For info: • LAPHIL •
—The New Yorker Magazine
More than sixty years ago composer, environmentalist, and gay icon Lou Harrison (1917 – 2003) quietly began his own musical revolution. With superb craftsmanship, he combined a reverence for world cultures, a passionate belief in social equity and a love of melody and beauty in all its forms, to create his own world of music.
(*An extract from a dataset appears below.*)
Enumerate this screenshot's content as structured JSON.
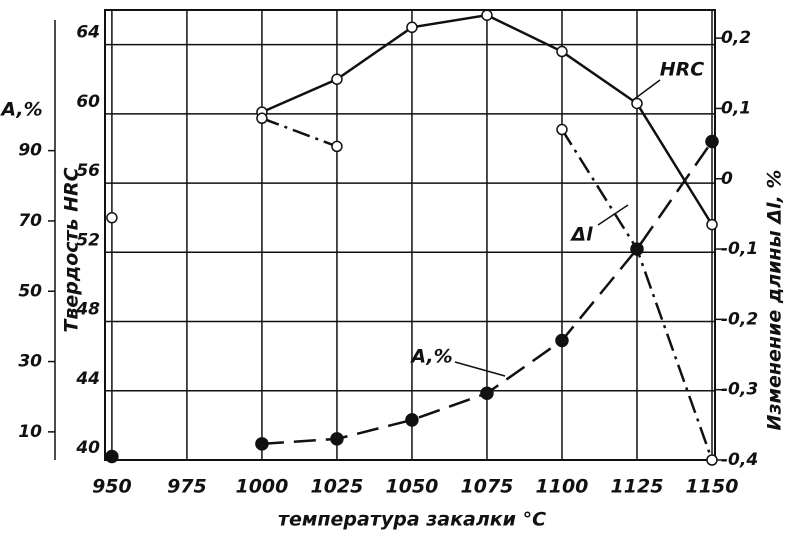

In over 300 compositions for western, eastern, and custom-made instruments, Lou Harrison wrote for symphony orchestra, ballet, small chamber ensembles and soloists. He was a musical innovator, and a visionary in the truest sense, tirelessly knocking on the door of possibility. Michael Tilson Thomas acknowledged Harrison’s mastery by commissioning him to compose Parade for M.T.T., the first piece of music Tilson Thomas conducted as Music Director of the San Francisco Symphony. Performers such as Keith Jarrett, Yo-Yo Ma, The Mark Morris Dance Group, and Dennis Russell Davies also premiered Harrison’s music.
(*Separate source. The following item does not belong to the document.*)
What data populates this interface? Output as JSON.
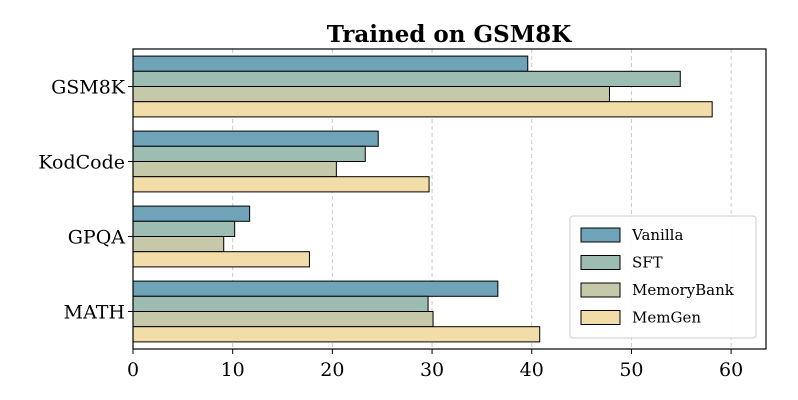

Beyond his myriad musical accomplishments, Harrison’s outspoken, lifelong involvement in political activism—ranging from pre-Stonewall gay rights and early civil rights, to pacifism and countless environmental causes—garnered him icon status in many communities. He was recognized with countless awards including membership in the American Academy of Arts and Letters, Humanitarian of the Year by the American Humanist Association, the Michael Callen Medal of Achievement from the Gay/Lesbian American Music Awards (GLAMA), and Musical America’s 2002 Composer of the Year.
Born in Portland, Oregon in 1917, Lou Harrison’s earliest musical training took place in the San Francisco of the 1920’s, where he often heard Chinese Opera. By the mid 1930’s Harrison’s teacher and mentor Henry Cowell introduced him to John Cage. They formed a life-long friendship and together scoured San Francisco’s Chinatown in search of percussion instruments for their music ensemble. By the 1940’s Harrison, Cage, Merce Cunningham, and Henry Cowell all relocated to New York. A turbulent decade saw Harrison achieve success as a composer and music critic, under the wing of Virgil Thomson, conductor and teacher at the legendary Black Mountain College.
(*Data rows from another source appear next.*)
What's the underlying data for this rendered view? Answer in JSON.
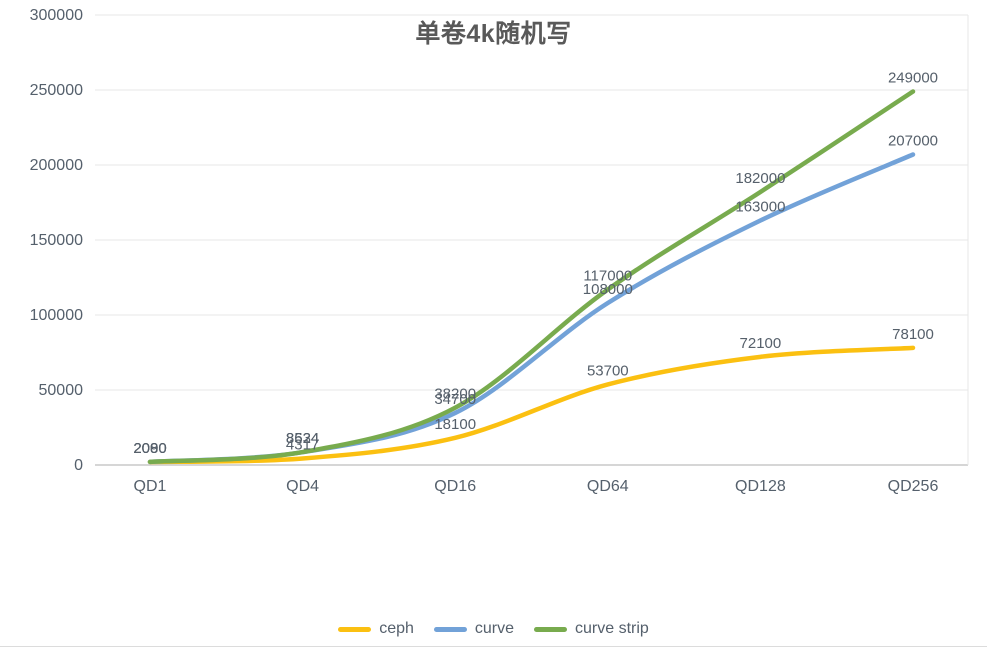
{
  "title": "单卷4k随机写",
  "chart_data": {
    "type": "line",
    "title": "单卷4k随机写",
    "categories": [
      "QD1",
      "QD4",
      "QD16",
      "QD64",
      "QD128",
      "QD256"
    ],
    "series": [
      {
        "name": "ceph",
        "color": "#FBC011",
        "values": [
          2000,
          4317,
          18100,
          53700,
          72100,
          78100
        ]
      },
      {
        "name": "curve",
        "color": "#72A2D8",
        "values": [
          2080,
          8534,
          34700,
          108000,
          163000,
          207000
        ]
      },
      {
        "name": "curve strip",
        "color": "#78AB4E",
        "values": [
          2090,
          8624,
          38200,
          117000,
          182000,
          249000
        ]
      }
    ],
    "ylim": [
      0,
      300000
    ],
    "yticks": [
      0,
      50000,
      100000,
      150000,
      200000,
      250000,
      300000
    ],
    "grid": true,
    "show_data_labels": true,
    "legend_position": "bottom",
    "xlabel": "",
    "ylabel": ""
  },
  "colors": {
    "grid": "#e7e7e7",
    "axis": "#c9c9c9",
    "title_text": "#595959",
    "tick_text": "#55606c",
    "data_label_text": "#56606b"
  }
}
Lou Harrison returned to the west coast In 1953, and settled permanently in the coastal town of Aptos, California. There he isolated himself from the pressures of having a career in music, and indulged in the pleasures of following his own artistic dreams. Inspired by the writings of Harry Partch, Harrison experimented freely with different tuning systems. The hauntingly beautiful sounds of the Indonesian gamelan led him to create, with his life-partner William Colvig , “An American Gamelan,” a custom-built collection of tuned percussion instruments.